By; PETER NOSAKHARE, Kaduna
The World Bank has said that Nigerian states will likely lose 18.8 billion Naira in oil and gas revenues in 2022, as worsening revenue collection at the federation level increases budgetary pressures for the states.
The Washington-based bank said this in its Nigeria Development Update report, titled, ‘The Continuing Urgency of Business Unusual’.
According to the lending bank, the declining revenue from the federation level had put many states in a precarious fiscal position.
The bank warned that many states would be unable to meet up with their expenditures, adding that there was an increase in debt servicing expenditures of States.
The report read in part, “With net oil and gas revenues stagnating, most states will not be able to achieve their intended levels of expenditures in 2022.
“In addition, debt servicing expenditures at the state level are also mounting due to a decline in gross statutory account revenue transfers from the federation account allocation committee, which comprises oil and non-value added tax, non-oil revenues.”
The bank further said that the expected higher VAT collection or improvements in independently generated revenues would not compensate for the lower transfers from the Federation Accounts Allocation Committee in 2022.
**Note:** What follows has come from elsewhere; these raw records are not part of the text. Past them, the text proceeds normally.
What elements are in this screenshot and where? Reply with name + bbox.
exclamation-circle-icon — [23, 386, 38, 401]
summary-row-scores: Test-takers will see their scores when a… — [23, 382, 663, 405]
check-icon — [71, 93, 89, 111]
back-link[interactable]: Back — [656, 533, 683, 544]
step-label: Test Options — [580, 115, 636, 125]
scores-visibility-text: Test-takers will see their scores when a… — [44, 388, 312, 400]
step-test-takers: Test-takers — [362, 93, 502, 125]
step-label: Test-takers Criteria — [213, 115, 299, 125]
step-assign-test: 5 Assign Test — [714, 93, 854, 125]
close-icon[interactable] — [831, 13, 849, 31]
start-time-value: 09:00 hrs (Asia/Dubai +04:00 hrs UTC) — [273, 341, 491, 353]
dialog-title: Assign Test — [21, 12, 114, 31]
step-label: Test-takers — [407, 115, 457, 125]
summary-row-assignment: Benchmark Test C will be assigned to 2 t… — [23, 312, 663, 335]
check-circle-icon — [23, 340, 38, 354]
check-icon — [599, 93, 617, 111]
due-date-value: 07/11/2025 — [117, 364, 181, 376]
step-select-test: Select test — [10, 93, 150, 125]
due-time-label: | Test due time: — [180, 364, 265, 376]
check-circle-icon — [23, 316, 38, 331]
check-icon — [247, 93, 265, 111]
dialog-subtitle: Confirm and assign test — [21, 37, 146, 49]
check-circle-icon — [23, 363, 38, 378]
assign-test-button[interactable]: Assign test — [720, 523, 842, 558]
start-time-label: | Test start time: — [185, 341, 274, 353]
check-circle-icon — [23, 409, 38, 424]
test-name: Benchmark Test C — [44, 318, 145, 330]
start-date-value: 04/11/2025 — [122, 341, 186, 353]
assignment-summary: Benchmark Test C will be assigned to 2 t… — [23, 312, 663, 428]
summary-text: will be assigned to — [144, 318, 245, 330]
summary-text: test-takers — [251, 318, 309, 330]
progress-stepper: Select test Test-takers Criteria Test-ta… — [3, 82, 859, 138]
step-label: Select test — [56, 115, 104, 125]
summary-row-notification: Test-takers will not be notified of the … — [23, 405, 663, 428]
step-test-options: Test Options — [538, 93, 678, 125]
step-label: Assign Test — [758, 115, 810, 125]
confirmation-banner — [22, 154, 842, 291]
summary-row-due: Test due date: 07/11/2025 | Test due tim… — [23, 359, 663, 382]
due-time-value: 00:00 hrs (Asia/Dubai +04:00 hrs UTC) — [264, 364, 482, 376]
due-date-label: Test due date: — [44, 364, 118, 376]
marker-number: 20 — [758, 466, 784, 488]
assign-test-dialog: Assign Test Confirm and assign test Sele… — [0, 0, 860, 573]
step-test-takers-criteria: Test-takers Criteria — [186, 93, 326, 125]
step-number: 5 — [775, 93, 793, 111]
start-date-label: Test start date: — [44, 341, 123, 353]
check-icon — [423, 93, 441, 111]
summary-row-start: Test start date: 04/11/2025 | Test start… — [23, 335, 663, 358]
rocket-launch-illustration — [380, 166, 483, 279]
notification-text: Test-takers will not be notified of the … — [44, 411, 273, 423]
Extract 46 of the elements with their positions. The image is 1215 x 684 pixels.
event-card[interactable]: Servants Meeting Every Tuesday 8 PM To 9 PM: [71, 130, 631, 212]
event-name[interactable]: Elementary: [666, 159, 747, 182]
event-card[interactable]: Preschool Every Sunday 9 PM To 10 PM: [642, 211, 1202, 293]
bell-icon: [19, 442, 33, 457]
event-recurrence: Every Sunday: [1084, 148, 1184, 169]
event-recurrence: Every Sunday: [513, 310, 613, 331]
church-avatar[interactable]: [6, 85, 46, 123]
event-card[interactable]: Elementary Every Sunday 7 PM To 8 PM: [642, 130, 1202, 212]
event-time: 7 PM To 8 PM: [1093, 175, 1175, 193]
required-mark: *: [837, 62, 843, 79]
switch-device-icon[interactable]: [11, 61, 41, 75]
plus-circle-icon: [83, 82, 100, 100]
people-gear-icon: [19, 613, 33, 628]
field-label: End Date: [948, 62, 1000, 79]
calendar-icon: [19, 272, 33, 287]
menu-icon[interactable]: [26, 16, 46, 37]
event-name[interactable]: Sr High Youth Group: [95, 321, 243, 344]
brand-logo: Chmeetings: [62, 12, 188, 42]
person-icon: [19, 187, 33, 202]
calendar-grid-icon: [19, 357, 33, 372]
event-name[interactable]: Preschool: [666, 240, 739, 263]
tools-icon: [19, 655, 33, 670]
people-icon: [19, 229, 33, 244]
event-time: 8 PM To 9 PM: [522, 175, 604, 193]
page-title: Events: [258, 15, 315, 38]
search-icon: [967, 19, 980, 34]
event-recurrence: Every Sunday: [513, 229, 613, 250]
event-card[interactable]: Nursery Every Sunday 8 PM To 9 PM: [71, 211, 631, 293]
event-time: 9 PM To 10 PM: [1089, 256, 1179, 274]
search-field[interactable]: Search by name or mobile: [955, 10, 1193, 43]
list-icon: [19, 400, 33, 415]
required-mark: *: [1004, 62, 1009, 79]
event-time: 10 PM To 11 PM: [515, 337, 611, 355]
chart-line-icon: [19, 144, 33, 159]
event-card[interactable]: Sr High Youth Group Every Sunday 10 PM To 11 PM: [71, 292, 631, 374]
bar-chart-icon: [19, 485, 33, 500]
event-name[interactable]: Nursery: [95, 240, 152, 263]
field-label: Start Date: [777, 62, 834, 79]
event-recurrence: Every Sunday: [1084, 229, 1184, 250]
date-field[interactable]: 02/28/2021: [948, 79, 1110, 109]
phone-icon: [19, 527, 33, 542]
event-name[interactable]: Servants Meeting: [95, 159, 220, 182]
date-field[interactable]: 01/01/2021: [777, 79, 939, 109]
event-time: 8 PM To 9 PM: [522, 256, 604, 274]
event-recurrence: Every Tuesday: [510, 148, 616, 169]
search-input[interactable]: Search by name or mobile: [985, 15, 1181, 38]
The financial institution also warned that there would be a 2.7 per cent decline in FAAC transfers in 2022 when compared to 2021, adding that this decline would push states to borrow more and slash discretionary expenditure.
“Stagnating net oil revenues will significantly affect the fiscal situation at the state level. State governments are projected to collectively receive 2.7 per cent fewer revenues than in 2021, as federal transfers are estimated to decline by 10 per cent against 2020 levels.
“Lower transfers will cause state governments to incur debt or drastically slash discretionary expenditure. Although states receive the majority of VAT revenues, VAT increases would not make up for the loss of net oil revenues.
“As a result, in 2022, the average state in Nigeria will lose 18.8 bn in oil and gas revenues, while optimistic projections place average gains from VAT and the electronic money transfer Levy at N7.1bn per state, and average increases in each state’s independent revenues at N6.7bn. As Figures obtained from the oil firm on its subsidy deductions in 2021 indicated that the amount deducted monthly from FAAC by the NNPC was higher during the periods of higher crude oil prices.
This was also confirmed by economists, who explained that the higher the international price of crude oil, the higher the amount to be deducted by the NNPC from FAAC.
“Of course, the NNPC will spend more on subsidies this year because crude oil price has been increasing and the higher the price of crude, the higher the amount to be spent on subsidy,” the Chief Executive Officer, Centre for the Promotion of Private Enterprise, Dr. Muda Yusuf, said.
He added, “In fact, about N2.5 triiion Nairamight be spent on subsidy this year, meaning that about half of that amount could be spent in six months and this means hard times for states because the funds will be deducted from FAAC as usual.
“Some states would struggle to pay salaries, especially states that are heavily dependent on federal allocation. Some may have to lay off some of their work force. Many will struggle to meet their financial obligations as sub-nationals.”
A political economist and former presidential candidate, Prof Pat Utomi, urged states to create an environment for wealth creation rather than depend solely on the federal allocation.
He said, “States must focus more on creating the environment for wealth creation. If you go back to the late 50s and early 60s, most of the developments that took place in Nigeria are from the subnational governments. They collected the revenues, and send 50 per cent of it to the centre but the military ruined all of that.